O papel das mulheres como cuidadoras em nossa sociedade

Em muitas famílias, o cuidado tem nome, rosto e gênero. Desde cedo, as mulheres aprendem — explícita ou silenciosamente — que cuidar é parte do que se espera delas. Cuidar dos filhos, dos pais, dos avós, dos doentes, da casa, das emoções. Essa herança cultural atravessa gerações e molda o cotidiano de milhões de brasileiras, tornando o cuidado tanto um gesto de amor quanto uma forma de sobrecarga invisível.

O cuidado como construção social

Historicamente, o papel da mulher foi associado ao espaço doméstico e ao trabalho reprodutivo — aquele que mantém a vida em funcionamento, mas raramente é reconhecido como trabalho. A pesquisadora Helena Hirata, referência nos estudos de gênero e trabalho, chama atenção para o fato de que as mulheres continuam sendo as principais responsáveis pelo cuidado de pessoas dependentes, mesmo quando inseridas no mercado formal.

Segundo dados da Pesquisa Nacional por Amostra de Domicílios (PNAD Contínua/IBGE, 2022), as mulheres dedicam, em média, 9,6 horas a mais por semana que os homens às tarefas domésticas e de cuidado. Esse número cresce significativamente em famílias com idosos, pessoas com deficiência ou doenças crônicas — como o Alzheimer.

O Alzheimer e o peso do cuidado invisível

No contexto das doenças neurodegenerativas, a figura da cuidadora é quase sempre feminina. Estudos da Associação Brasileira de Alzheimer (ABRAz) indicam que cerca de 80% dos cuidadores de pessoas com Alzheimer no Brasil são mulheres, geralmente filhas ou esposas.

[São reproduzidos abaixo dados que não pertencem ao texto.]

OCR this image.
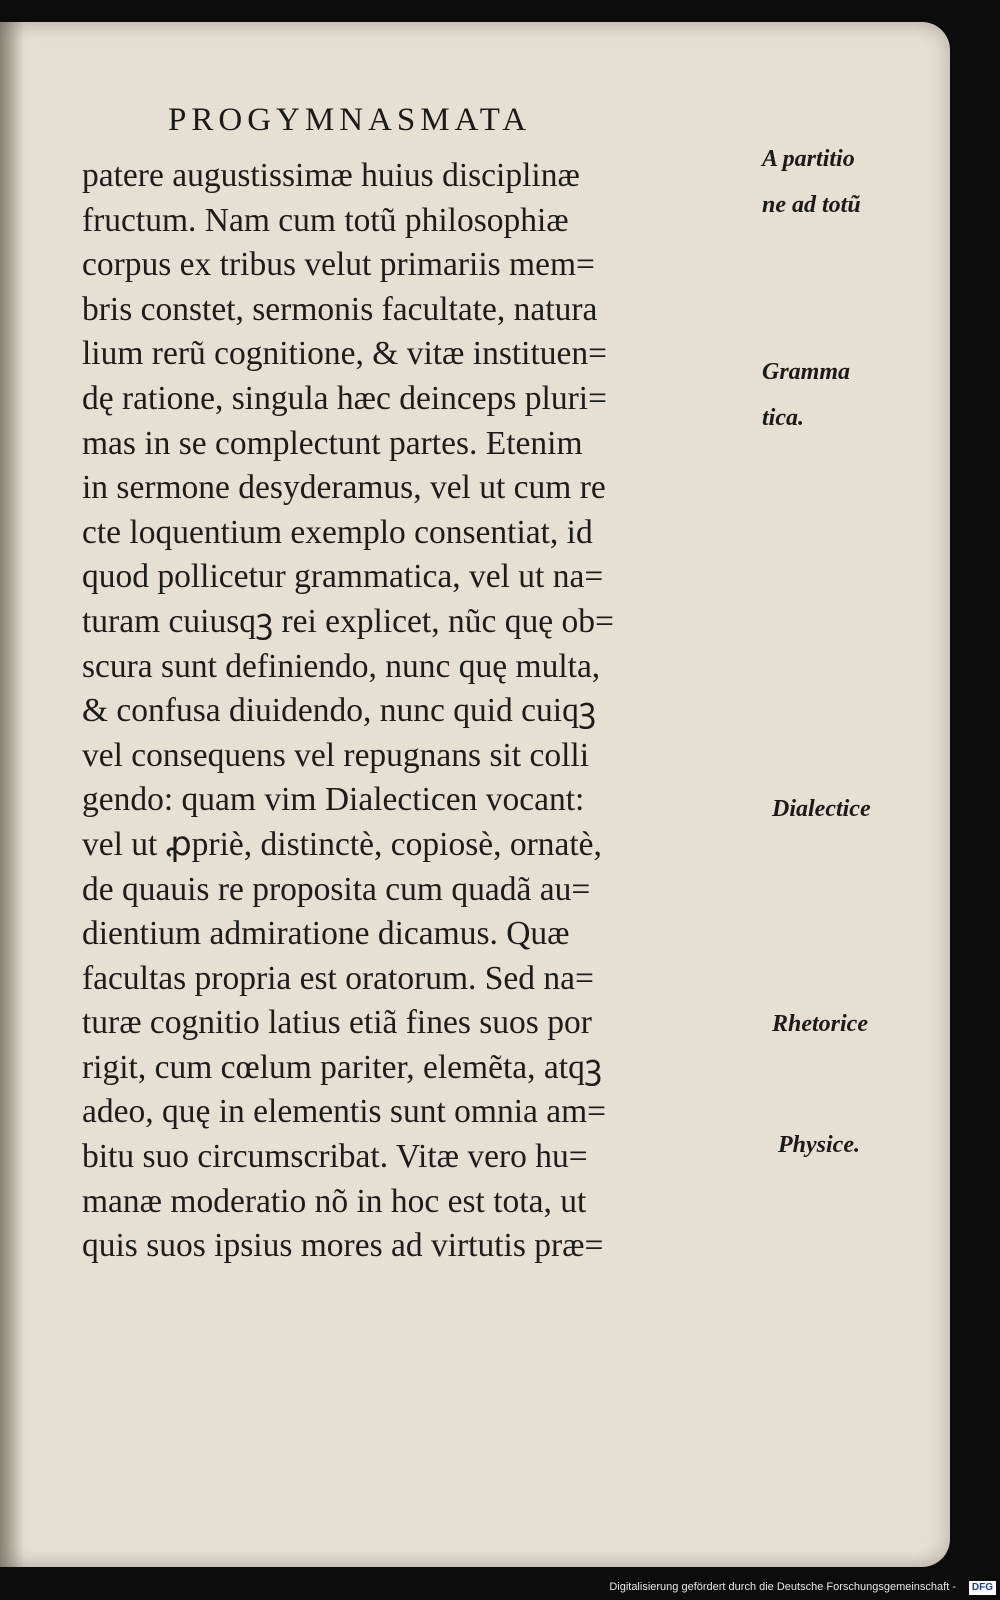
PROGYMNASMATA
patere augustissimæ huius disciplinæ
fructum. Nam cum totũ philosophiæ
corpus ex tribus velut primariis mem=
bris constet, sermonis facultate, natura
lium rerũ cognitione, & vitæ instituen=
dę ratione, singula hæc deinceps pluri=
mas in se complectunt partes. Etenim
in sermone desyderamus, vel ut cum re
cte loquentium exemplo consentiat, id
quod pollicetur grammatica, vel ut na=
turam cuiusqꝫ rei explicet, nũc quę ob=
scura sunt definiendo, nunc quę multa,
& confusa diuidendo, nunc quid cuiqꝫ
vel consequens vel repugnans sit colli
gendo: quam vim Dialecticen vocant:
vel ut ꝓpriè, distinctè, copiosè, ornatè,
de quauis re proposita cum quadã au=
dientium admiratione dicamus. Quæ
facultas propria est oratorum. Sed na=
turæ cognitio latius etiã fines suos por
rigit, cum cœlum pariter, elemẽta, atqꝫ
adeo, quę in elementis sunt omnia am=
bitu suo circumscribat. Vitæ vero hu=
manæ moderatio nõ in hoc est tota, ut
quis suos ipsius mores ad virtutis præ=
A partitio
ne ad totũ
Gramma
tica.
Dialectice
Rhetorice
Physice.
Digitalisierung gefördert durch die Deutsche Forschungsgemeinschaft -	DFG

Esse cuidado exige não só tempo e energia, mas também preparo emocional, físico e financeiro. Muitas cuidadoras abandonam o emprego, suspendem projetos pessoais e enfrentam altos níveis de estresse e exaustão. E, ainda assim, esse trabalho segue sendo pouco valorizado — social, econômica e institucionalmente.

Entre o amor e a responsabilidade

O cuidado é, sem dúvida, um gesto de amor. Mas quando ele se torna uma obrigação exclusiva de um gênero, deixa de ser escolha e passa a ser fardo. É preciso romper com a ideia de que as mulheres “cuidam melhor por natureza” e entender que o cuidado é um ato humano, não feminino.

Homens, políticas públicas e instituições precisam assumir corresponsabilidade. O envelhecimento populacional, somado ao aumento das doenças crônicas, exige novas formas de pensar o cuidado — distribuído, profissionalizado e sustentado por redes de apoio.

Cultura, memória e reconhecimento

Projetos culturais como Barbiô ajudam a lançar luz sobre esse tema ao trazer o cuidado para o campo da arte e da sensibilidade. No livro, o vínculo entre a neta e o avô com Alzheimer revela a ternura e a força que atravessam o ato de cuidar — sem idealizações, mas com profundidade emocional.

Quando a menina da história se vê diante da fragilidade do avô, ela aprende que cuidar não é apenas um dever, mas um gesto de resistência e amor. É nessa dimensão simbólica que o cuidado se transforma em aprendizado coletivo — e não em prisão individual.

Cuidar é um verbo de todos nós

Para que o cuidado deixe de ser sinônimo de sacrifício feminino, é preciso reeducar a sociedade:

  • Valorizar economicamente e socialmente o trabalho do cuidado.

  • Criar políticas públicas que garantam suporte às cuidadoras e cuidadores familiares.

  • Promover educação emocional e empatia desde a infância, para que o ato de cuidar seja compartilhado.

Cuidar é manter a memória viva, é sustentar o outro e a si mesmo. Mas só seremos uma sociedade realmente cuidadora quando esse gesto deixar de ter gênero.